Quello che accadde in cucina al ranch quella notte

Era la prima volta che andavo a trovare i miei parenti in campagna. Avevo poco più di vent’anni ed ero abituata alla città, ai caffè specialty e agli uomini con vestiti firmati che profumavano di creme importate. Il ranch dei miei zii a Veracruz era un altro mondo: l’aria densa e calda, il canto dei grilli di notte, la terra rossa che si appiccicava alle suole di tutto.

Sono arrivata ai primi di agosto, nel pieno della stagione delle feste patronali. Mio zio — allevatore da sempre, fanatico dei cavalli e della charrería — aveva passato mesi a organizzare la festa del paese. Era l’evento dell’anno in quella zona: jaripeo, musica dal vivo, bancarelle di cibo e quella che lui chiamava «l’attrazione principale»: un charro conosciuto in tutto lo stato per domare i tori più aggressivi della regione.

Le mie cugine parlavano di lui come se fosse una star del cinema. Io gli prestai appena attenzione.
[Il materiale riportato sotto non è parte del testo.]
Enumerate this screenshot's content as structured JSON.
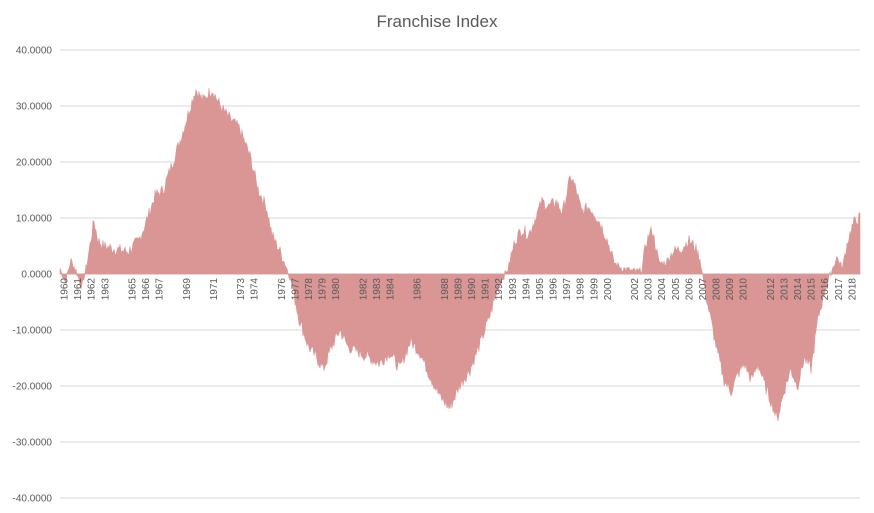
{
  "chart_data": {
    "type": "area",
    "title": "Franchise Index",
    "xlabel": "",
    "ylabel": "",
    "ylim": [
      -40,
      40
    ],
    "y_ticks": [
      "40.0000",
      "30.0000",
      "20.0000",
      "10.0000",
      "0.0000",
      "-10.0000",
      "-20.0000",
      "-30.0000",
      "-40.0000"
    ],
    "x_ticks": [
      "1960",
      "1961",
      "1962",
      "1963",
      "1965",
      "1966",
      "1967",
      "1969",
      "1971",
      "1973",
      "1974",
      "1976",
      "1977",
      "1978",
      "1979",
      "1980",
      "1982",
      "1983",
      "1984",
      "1986",
      "1988",
      "1989",
      "1990",
      "1991",
      "1992",
      "1993",
      "1994",
      "1995",
      "1996",
      "1997",
      "1998",
      "1999",
      "2000",
      "2002",
      "2003",
      "2004",
      "2005",
      "2006",
      "2007",
      "2008",
      "2009",
      "2010",
      "2012",
      "2013",
      "2014",
      "2015",
      "2016",
      "2017",
      "2018"
    ],
    "grid": true,
    "legend": "none",
    "color": "#d99694",
    "series": [
      {
        "points": [
          [
            "1960.0",
            1.0
          ],
          [
            "1960.4",
            -1.5
          ],
          [
            "1960.8",
            2.5
          ],
          [
            "1961.2",
            0.5
          ],
          [
            "1961.6",
            -2.5
          ],
          [
            "1962.0",
            2.0
          ],
          [
            "1962.5",
            9.5
          ],
          [
            "1962.8",
            6.0
          ],
          [
            "1963.2",
            5.0
          ],
          [
            "1964.0",
            4.5
          ],
          [
            "1965.0",
            4.0
          ],
          [
            "1965.8",
            6.0
          ],
          [
            "1966.3",
            9.0
          ],
          [
            "1967.0",
            14.0
          ],
          [
            "1967.6",
            15.0
          ],
          [
            "1968.3",
            20.0
          ],
          [
            "1969.0",
            25.0
          ],
          [
            "1969.6",
            30.0
          ],
          [
            "1970.0",
            33.0
          ],
          [
            "1970.5",
            31.0
          ],
          [
            "1971.2",
            33.0
          ],
          [
            "1971.8",
            30.0
          ],
          [
            "1972.4",
            28.0
          ],
          [
            "1973.2",
            26.0
          ],
          [
            "1974.0",
            21.0
          ],
          [
            "1974.6",
            15.0
          ],
          [
            "1975.2",
            12.0
          ],
          [
            "1975.6",
            7.0
          ],
          [
            "1976.2",
            4.0
          ],
          [
            "1976.7",
            1.0
          ],
          [
            "1977.0",
            -1.0
          ],
          [
            "1977.6",
            -8.0
          ],
          [
            "1978.3",
            -13.0
          ],
          [
            "1978.9",
            -15.0
          ],
          [
            "1979.4",
            -17.0
          ],
          [
            "1980.0",
            -13.0
          ],
          [
            "1980.6",
            -10.0
          ],
          [
            "1981.2",
            -13.0
          ],
          [
            "1982.0",
            -14.0
          ],
          [
            "1982.8",
            -15.0
          ],
          [
            "1983.5",
            -16.0
          ],
          [
            "1984.3",
            -14.0
          ],
          [
            "1985.0",
            -17.0
          ],
          [
            "1985.8",
            -12.0
          ],
          [
            "1986.5",
            -14.0
          ],
          [
            "1987.2",
            -18.0
          ],
          [
            "1988.0",
            -22.0
          ],
          [
            "1988.7",
            -24.0
          ],
          [
            "1989.4",
            -20.0
          ],
          [
            "1990.2",
            -17.0
          ],
          [
            "1991.0",
            -12.0
          ],
          [
            "1991.7",
            -7.0
          ],
          [
            "1992.3",
            -2.0
          ],
          [
            "1993.0",
            1.0
          ],
          [
            "1993.5",
            6.0
          ],
          [
            "1994.0",
            8.0
          ],
          [
            "1994.5",
            7.0
          ],
          [
            "1995.0",
            10.0
          ],
          [
            "1995.5",
            13.0
          ],
          [
            "1996.0",
            12.0
          ],
          [
            "1996.5",
            13.0
          ],
          [
            "1997.0",
            11.0
          ],
          [
            "1997.6",
            17.5
          ],
          [
            "1998.0",
            15.0
          ],
          [
            "1998.4",
            11.0
          ],
          [
            "1998.9",
            12.0
          ],
          [
            "1999.3",
            11.0
          ],
          [
            "1999.8",
            9.0
          ],
          [
            "2000.3",
            6.0
          ],
          [
            "2000.8",
            2.0
          ],
          [
            "2001.4",
            1.0
          ],
          [
            "2002.2",
            0.5
          ],
          [
            "2002.8",
            0.5
          ],
          [
            "2003.2",
            6.0
          ],
          [
            "2003.6",
            8.0
          ],
          [
            "2004.1",
            2.0
          ],
          [
            "2004.6",
            2.0
          ],
          [
            "2005.1",
            4.0
          ],
          [
            "2005.7",
            4.5
          ],
          [
            "2006.3",
            6.0
          ],
          [
            "2006.7",
            5.0
          ],
          [
            "2007.1",
            3.0
          ],
          [
            "2007.5",
            -3.0
          ],
          [
            "2007.9",
            -8.0
          ],
          [
            "2008.4",
            -14.0
          ],
          [
            "2008.9",
            -19.0
          ],
          [
            "2009.4",
            -21.0
          ],
          [
            "2009.9",
            -18.0
          ],
          [
            "2010.4",
            -16.0
          ],
          [
            "2010.9",
            -19.0
          ],
          [
            "2011.4",
            -16.0
          ],
          [
            "2011.9",
            -20.0
          ],
          [
            "2012.4",
            -23.0
          ],
          [
            "2012.8",
            -26.0
          ],
          [
            "2013.3",
            -21.0
          ],
          [
            "2013.8",
            -17.0
          ],
          [
            "2014.3",
            -20.0
          ],
          [
            "2014.8",
            -15.0
          ],
          [
            "2015.3",
            -17.0
          ],
          [
            "2015.8",
            -8.0
          ],
          [
            "2016.3",
            -3.0
          ],
          [
            "2016.8",
            0.5
          ],
          [
            "2017.2",
            3.0
          ],
          [
            "2017.6",
            1.0
          ],
          [
            "2018.0",
            6.0
          ],
          [
            "2018.4",
            9.0
          ],
          [
            "2018.8",
            10.0
          ]
        ]
      }
    ]
  }
}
Avevo altri piani per quelle vacanze, nessuno dei quali includeva cavalli né corride.

La notte prima dell’evento non riuscivo a dormire. Il caldo era soffocante e la stanza dove mi avevano sistemata aveva un ventilatore che faceva più rumore di quanta aria fresca producesse. Mi alzai passata la mezzanotte, con la gola secca, e scesi in cucina in silenzio, scalza sul pavimento di cotto.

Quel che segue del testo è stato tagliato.